Zi Xin | Rachel | David | Xavier
West Nile virus (WNV) is a mosquito-borne infectious disease that flares up during mosquito season from summer to early fall. It first emerged in the eastern U.S. in 1999, and has now become the leading cause of mosquito-borne disease in the continental U.S. [1]
WNV is most commonly spread to humans through infected mosquitos, usually of the genus Culex. [2] In most cases, WNV infection does not cause symptoms, but up to 20% of people who become infected with the virus develop symptoms ranging from a persistent fever, to serious neurological illnesses that can result in death. Currently, there is no human vaccine against WNV and prevention of the illness in humans is based on mosquito control. [3]
In 2002, WNV first hit Chicago with 225 human cases reported that summer. In response, the Chicago Department of Public Health (CDPH) implemented city‐wide surveillance and mosquito control measures, which resulted in a dramatic decline of human cases in subsequent years. Chicago continues to have one of the most ro‐ bust urban mosquito control programs in the country. [4]
The goal of this project is to assist the City of Chicago a.k.a Windy City and the CDPH in developing a model that can accurately predict when and where different species of mosquitos will test positive for WNV and identify the factors that are the strongest predictors of WNV presence.
If outbreaks of WNV in mosquitos can be reliably predicted, the City of Chicago and CPHD will be able to more efficiently and effectively coordinate resources towards preventing transmission of this potentially deadly virus.
Predicting the presence of WNV is a binary classification problem. To that end, we tested several classification models listed below using a total of 66 feature variables. The evaluation metrics used will be AUC score and sensitivity (recall).
- Logistic regression
- Support vector machine
- Bagged decision trees
- Extra trees
- Random forest
- AdaBoost
- Gradient boosting
- XGBoost
In this analysis, we explored the performance of several models in predicting the presence of WNV in mosquitos. Using AUC score and sensitivity as our main evaluation metrics, the Random Forest classifier, which obtained an AUC score of 0.846 and sensitivity of 0.819, was selected as the final production model.

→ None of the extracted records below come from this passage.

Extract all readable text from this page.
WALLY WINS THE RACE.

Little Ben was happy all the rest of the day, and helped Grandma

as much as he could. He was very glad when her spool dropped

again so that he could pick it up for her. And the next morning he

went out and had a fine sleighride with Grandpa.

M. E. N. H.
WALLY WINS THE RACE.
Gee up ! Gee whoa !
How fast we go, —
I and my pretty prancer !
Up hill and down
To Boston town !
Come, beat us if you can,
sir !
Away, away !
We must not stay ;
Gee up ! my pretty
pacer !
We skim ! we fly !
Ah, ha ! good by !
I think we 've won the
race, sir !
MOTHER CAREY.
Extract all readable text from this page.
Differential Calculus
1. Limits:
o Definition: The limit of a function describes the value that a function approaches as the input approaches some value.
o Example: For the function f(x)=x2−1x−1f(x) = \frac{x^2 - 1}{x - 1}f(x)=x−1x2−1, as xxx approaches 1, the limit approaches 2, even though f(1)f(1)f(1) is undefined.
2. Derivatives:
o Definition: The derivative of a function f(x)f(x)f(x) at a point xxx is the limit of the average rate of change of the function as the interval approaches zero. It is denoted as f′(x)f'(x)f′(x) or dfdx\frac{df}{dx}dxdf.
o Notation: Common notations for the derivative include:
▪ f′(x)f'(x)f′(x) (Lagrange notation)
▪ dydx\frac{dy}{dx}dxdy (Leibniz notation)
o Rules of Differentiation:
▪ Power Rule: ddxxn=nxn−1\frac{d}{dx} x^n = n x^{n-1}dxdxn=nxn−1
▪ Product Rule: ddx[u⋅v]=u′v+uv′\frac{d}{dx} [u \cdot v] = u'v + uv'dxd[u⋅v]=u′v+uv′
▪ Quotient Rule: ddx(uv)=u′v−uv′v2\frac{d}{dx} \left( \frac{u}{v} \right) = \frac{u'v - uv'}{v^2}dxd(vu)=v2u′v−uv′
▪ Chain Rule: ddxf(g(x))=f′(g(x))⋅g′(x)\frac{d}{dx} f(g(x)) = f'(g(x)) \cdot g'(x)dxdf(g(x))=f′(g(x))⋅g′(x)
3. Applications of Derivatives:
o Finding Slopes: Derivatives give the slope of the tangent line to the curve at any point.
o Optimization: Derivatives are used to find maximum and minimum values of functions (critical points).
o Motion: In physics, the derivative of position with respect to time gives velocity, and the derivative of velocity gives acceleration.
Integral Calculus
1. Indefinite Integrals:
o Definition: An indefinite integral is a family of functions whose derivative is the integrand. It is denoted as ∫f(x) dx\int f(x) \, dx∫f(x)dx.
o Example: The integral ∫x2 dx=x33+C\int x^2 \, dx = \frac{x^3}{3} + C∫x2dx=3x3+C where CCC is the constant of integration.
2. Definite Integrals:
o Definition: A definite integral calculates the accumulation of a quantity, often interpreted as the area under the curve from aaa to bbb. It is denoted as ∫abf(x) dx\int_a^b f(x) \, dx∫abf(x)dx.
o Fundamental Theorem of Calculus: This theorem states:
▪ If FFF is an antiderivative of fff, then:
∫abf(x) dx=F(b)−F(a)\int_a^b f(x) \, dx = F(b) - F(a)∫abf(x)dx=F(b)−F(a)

As seen from the model's top 20 features, factors related to seasonality, weather, location and mosquito species are highly important in predicting the presence of WNV. In particular, seasonality and weather-related features play the biggest role as they made up the majority of the top 20 features. This aligns with the fact the WNV is a seasonal virus that emerges during summer as hot temperatures favour mosquito-breeding.
In our cost-benefit analysis of mosquito spraying, we found that spraying seems to be inversely correlated with WNV incidence. However, we do not have sufficient data at hand to quantify the effectiveness of spraying and thus cannot form a strong conclusion on whether the benefits of spraying are justified by its costs. Furthermore, it is difficult to isolate the effects of spraying as the spread of WNV is also influenced by other variables such as geographical location and weather.

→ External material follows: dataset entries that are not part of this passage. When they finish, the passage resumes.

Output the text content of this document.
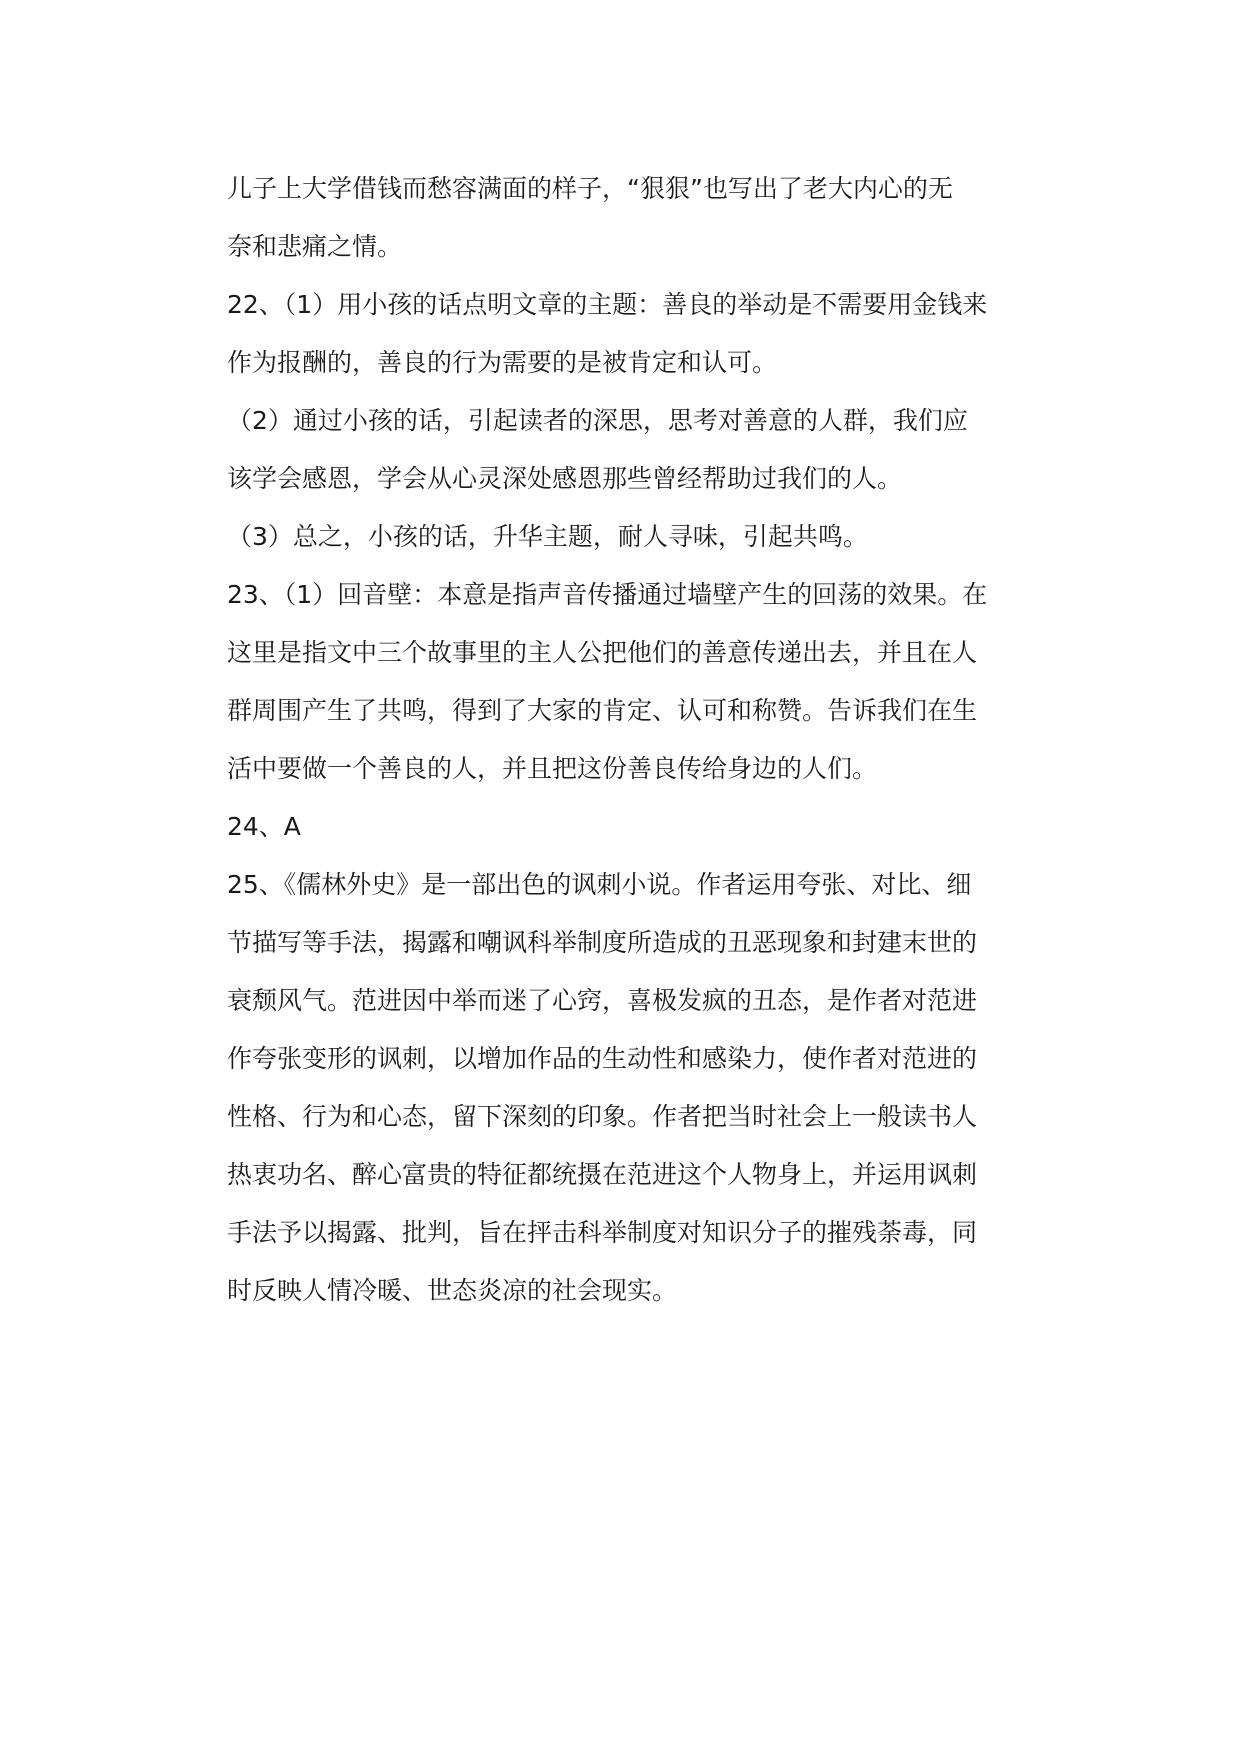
儿子上大学借钱而愁容满面的样子，“狠狠”也写出了老大内心的无
奈和悲痛之情。
22、（1）用小孩的话点明文章的主题：善良的举动是不需要用金钱来
作为报酬的，善良的行为需要的是被肯定和认可。
（2）通过小孩的话，引起读者的深思，思考对善意的人群，我们应
该学会感恩，学会从心灵深处感恩那些曾经帮助过我们的人。
（3）总之，小孩的话，升华主题，耐人寻味，引起共鸣。
23、（1）回音壁：本意是指声音传播通过墙壁产生的回荡的效果。在
这里是指文中三个故事里的主人公把他们的善意传递出去，并且在人
群周围产生了共鸣，得到了大家的肯定、认可和称赞。告诉我们在生
活中要做一个善良的人，并且把这份善良传给身边的人们。
24、A
25、《儒林外史》是一部出色的讽刺小说。作者运用夸张、对比、细
节描写等手法，揭露和嘲讽科举制度所造成的丑恶现象和封建末世的
衰颓风气。范进因中举而迷了心窍，喜极发疯的丑态，是作者对范进
作夸张变形的讽刺，以增加作品的生动性和感染力，使作者对范进的
性格、行为和心态，留下深刻的印象。作者把当时社会上一般读书人
热衷功名、醉心富贵的特征都统摄在范进这个人物身上，并运用讽刺
手法予以揭露、批判，旨在抨击科举制度对知识分子的摧残荼毒，同
时反映人情冷暖、世态炎凉的社会现实。
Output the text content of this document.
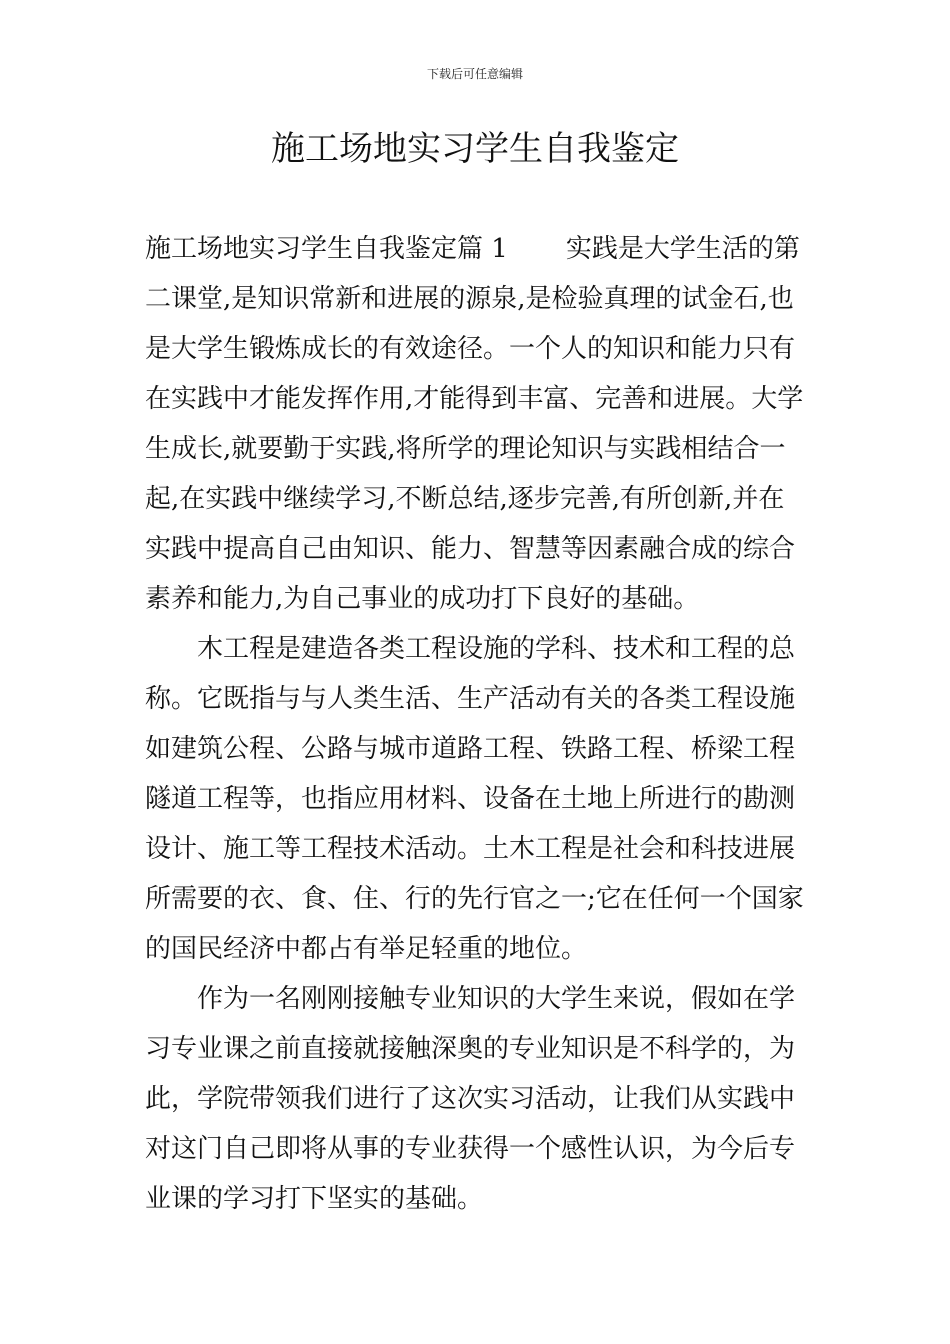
下载后可任意编辑
施工场地实习学生自我鉴定

施工场地实习学生自我鉴定篇 1 实践是大学生活的第二课堂,是知识常新和进展的源泉,是检验真理的试金石,也是大学生锻炼成长的有效途径。一个人的知识和能力只有在实践中才能发挥作用,才能得到丰富、完善和进展。大学生成长,就要勤于实践,将所学的理论知识与实践相结合一起,在实践中继续学习,不断总结,逐步完善,有所创新,并在实践中提高自己由知识、能力、智慧等因素融合成的综合素养和能力,为自己事业的成功打下良好的基础。

木工程是建造各类工程设施的学科、技术和工程的总称。它既指与与人类生活、生产活动有关的各类工程设施如建筑公程、公路与城市道路工程、铁路工程、桥梁工程隧道工程等，也指应用材料、设备在土地上所进行的勘测设计、施工等工程技术活动。土木工程是社会和科技进展所需要的衣、食、住、行的先行官之一;它在任何一个国家的国民经济中都占有举足轻重的地位。

作为一名刚刚接触专业知识的大学生来说，假如在学习专业课之前直接就接触深奥的专业知识是不科学的，为此，学院带领我们进行了这次实习活动，让我们从实践中对这门自己即将从事的专业获得一个感性认识，为今后专业课的学习打下坚实的基础。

Whilst mosquito spraying certainly has its benefits, it is best for the CDPH to take a multi-pronged approach in tackling WNV. CDPH could drive educational campaigns to teach the community how they can help to prevent mosquito breeding in their homes. For example, ensuring that they remove all standing water so that mosquitos will not lay their eggs there.
For spraying, since WNV incidence is the highest in August, spraying efforts should be concentrated in August for greatest effect.
Train/Test Data (split into separate train and validation sets for modelling) – Every week from late spring through the fall, mosquitos in traps across the city are tested for presence of WNV. These test results are summarised by date from May 2007 to Oct 2014, trap, and species. Location data is also provided for all the traps.
Train Data consist of information for 2007, 2009, 2011 and 2013, while Test Data consist of information for 2008, 2010, 2012 and 2014.
Spray Data – Data is provided for the locations where the City of Chicago did mosquito spraying in 2011 and 2013. Spraying can reduce the number of mosquitos in the area, and therefore might eliminate the appearance of WNV.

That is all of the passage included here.